Quel governo in particolare, quello che prese la più spietata e disumana delle decisioni, era espressione del più ampio consenso sionista immaginale: intorno a quel tavolo, ovale o rettangolare che fosse, erano rappresentate ogni corrente ideologica e ogni prospettiva. I socialisti del partito Mapam (il Partito unificato degli operai)sedevano accanto al revisionista Menachem Begin e condividevano la gloria e il potere con le varie fazioni che componevano il movimento laburista sionista. A essi si univano poi i membri dei partiti politici più laici e liberali, nonché quelli dei partiti più religiosi e ultrareligiosi. Mai, né prima né dopo il mandato di quel governo, un’alleanza così consensuale avrebbe guidato lo Stato di Israele nelle sue decisioni cruciali riguardo l’avvenire”. E ancora: “Dal momento che le decisioni prese riflettevano l’interpretazione sionista condivisa circa la realtà passata e presente della Palestina, intesa come uno Stato ebraico esclusivo, agli occhi dei futuri politici israeliani nessuno degli sviluppi verificatisi in seguito sembrava poterne minare la validità. L’unico modo per contestare la scelta compiuta all’epoca era mettere in discussione la validità stessa del sionismo”.
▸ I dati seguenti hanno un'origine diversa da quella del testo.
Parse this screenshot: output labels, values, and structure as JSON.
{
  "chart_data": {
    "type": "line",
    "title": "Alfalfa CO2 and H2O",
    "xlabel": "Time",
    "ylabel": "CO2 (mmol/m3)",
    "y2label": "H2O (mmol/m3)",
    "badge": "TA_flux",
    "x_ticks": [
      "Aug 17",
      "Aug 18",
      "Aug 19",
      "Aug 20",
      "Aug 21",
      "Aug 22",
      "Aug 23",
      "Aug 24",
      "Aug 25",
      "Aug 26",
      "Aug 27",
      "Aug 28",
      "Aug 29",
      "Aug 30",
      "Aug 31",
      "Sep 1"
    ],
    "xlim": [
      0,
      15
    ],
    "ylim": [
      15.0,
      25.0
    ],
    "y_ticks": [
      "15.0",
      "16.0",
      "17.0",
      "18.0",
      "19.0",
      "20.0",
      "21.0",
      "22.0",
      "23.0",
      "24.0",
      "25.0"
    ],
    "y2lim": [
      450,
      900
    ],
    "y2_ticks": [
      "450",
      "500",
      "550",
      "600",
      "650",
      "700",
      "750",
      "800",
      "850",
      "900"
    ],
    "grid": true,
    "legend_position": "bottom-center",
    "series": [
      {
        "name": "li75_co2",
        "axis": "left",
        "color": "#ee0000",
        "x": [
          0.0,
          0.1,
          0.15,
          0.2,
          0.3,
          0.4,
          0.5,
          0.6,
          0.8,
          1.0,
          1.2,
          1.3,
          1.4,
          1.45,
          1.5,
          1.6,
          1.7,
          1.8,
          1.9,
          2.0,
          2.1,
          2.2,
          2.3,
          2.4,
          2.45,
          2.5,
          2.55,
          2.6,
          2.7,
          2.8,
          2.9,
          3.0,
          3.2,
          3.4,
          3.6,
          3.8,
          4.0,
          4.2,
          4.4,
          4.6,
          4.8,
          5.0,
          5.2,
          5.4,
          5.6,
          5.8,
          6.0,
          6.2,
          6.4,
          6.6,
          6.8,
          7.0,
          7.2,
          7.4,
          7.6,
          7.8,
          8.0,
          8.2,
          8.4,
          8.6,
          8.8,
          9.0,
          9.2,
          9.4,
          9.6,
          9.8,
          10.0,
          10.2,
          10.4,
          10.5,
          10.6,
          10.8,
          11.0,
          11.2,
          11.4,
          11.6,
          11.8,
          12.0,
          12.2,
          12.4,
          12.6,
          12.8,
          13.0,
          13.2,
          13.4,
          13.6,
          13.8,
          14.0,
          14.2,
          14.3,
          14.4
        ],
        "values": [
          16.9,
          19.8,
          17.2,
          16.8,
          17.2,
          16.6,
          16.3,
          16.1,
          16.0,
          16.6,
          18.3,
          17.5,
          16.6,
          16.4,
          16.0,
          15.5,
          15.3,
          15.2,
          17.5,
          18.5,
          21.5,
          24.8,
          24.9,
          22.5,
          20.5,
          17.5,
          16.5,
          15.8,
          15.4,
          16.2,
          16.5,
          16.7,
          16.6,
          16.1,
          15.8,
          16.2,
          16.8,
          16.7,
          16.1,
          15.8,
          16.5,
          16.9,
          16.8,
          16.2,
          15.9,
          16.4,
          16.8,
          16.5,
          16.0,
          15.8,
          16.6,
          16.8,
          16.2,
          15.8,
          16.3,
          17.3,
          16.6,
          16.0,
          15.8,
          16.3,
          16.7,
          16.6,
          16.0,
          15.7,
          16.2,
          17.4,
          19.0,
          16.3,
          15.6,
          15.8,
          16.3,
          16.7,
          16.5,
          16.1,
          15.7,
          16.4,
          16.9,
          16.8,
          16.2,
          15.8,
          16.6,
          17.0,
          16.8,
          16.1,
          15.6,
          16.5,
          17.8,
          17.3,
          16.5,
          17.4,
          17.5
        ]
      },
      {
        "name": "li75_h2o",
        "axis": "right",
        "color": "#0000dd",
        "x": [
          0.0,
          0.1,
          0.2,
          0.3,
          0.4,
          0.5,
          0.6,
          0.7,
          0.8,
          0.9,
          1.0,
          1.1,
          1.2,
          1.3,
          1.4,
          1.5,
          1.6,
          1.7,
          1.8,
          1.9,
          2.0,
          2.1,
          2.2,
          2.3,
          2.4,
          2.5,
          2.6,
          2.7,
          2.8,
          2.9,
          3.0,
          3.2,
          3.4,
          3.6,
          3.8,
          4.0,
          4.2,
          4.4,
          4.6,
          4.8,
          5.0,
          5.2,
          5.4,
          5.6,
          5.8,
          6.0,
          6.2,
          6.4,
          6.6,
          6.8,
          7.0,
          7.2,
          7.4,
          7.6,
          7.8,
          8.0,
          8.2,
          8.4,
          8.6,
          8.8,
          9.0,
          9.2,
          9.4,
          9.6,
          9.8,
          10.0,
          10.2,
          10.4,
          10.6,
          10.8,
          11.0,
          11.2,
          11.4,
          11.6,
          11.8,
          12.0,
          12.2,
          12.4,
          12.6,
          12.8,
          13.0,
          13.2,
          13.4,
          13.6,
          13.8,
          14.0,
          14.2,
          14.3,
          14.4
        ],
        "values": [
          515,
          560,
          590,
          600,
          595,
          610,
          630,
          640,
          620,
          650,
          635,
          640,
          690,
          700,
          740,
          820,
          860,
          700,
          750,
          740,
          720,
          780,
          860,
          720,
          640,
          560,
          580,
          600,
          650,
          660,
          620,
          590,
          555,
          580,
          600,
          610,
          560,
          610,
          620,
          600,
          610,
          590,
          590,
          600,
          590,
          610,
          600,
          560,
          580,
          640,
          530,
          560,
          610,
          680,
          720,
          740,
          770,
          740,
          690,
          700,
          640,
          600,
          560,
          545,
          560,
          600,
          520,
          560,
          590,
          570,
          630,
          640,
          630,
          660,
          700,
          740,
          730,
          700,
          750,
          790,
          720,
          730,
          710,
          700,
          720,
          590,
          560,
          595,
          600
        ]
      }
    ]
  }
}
Pappé dà una lettura “radicale” dell’”unità nazionale”. Non il portato di uno “stato di necessità” figlio della percezione di una minaccia esterna, che mette in discussione non soltanto la sicurezza ma l’esistenza stessa dello Stato (e del popolo) ebraico, bensì la ricaduta politica, e di potere, di una ideologia aggressiva, colonizzatrice: il sionismo. Una ideologia che si fa sistema. Rimarca Pappé: “Questo sistema diventerà un organismo vivente assai difficile da combattere e smantellare, da qui dunque la comprensibile disperazione che ha caratterizzato questi ultimi anni e che si è espressa con attentati suicidi o con il lancio di razzi, nessuno dei quali ha però prodotto la benché minima speranza di persuadere gli israeliani a rimuovere un simile abominio.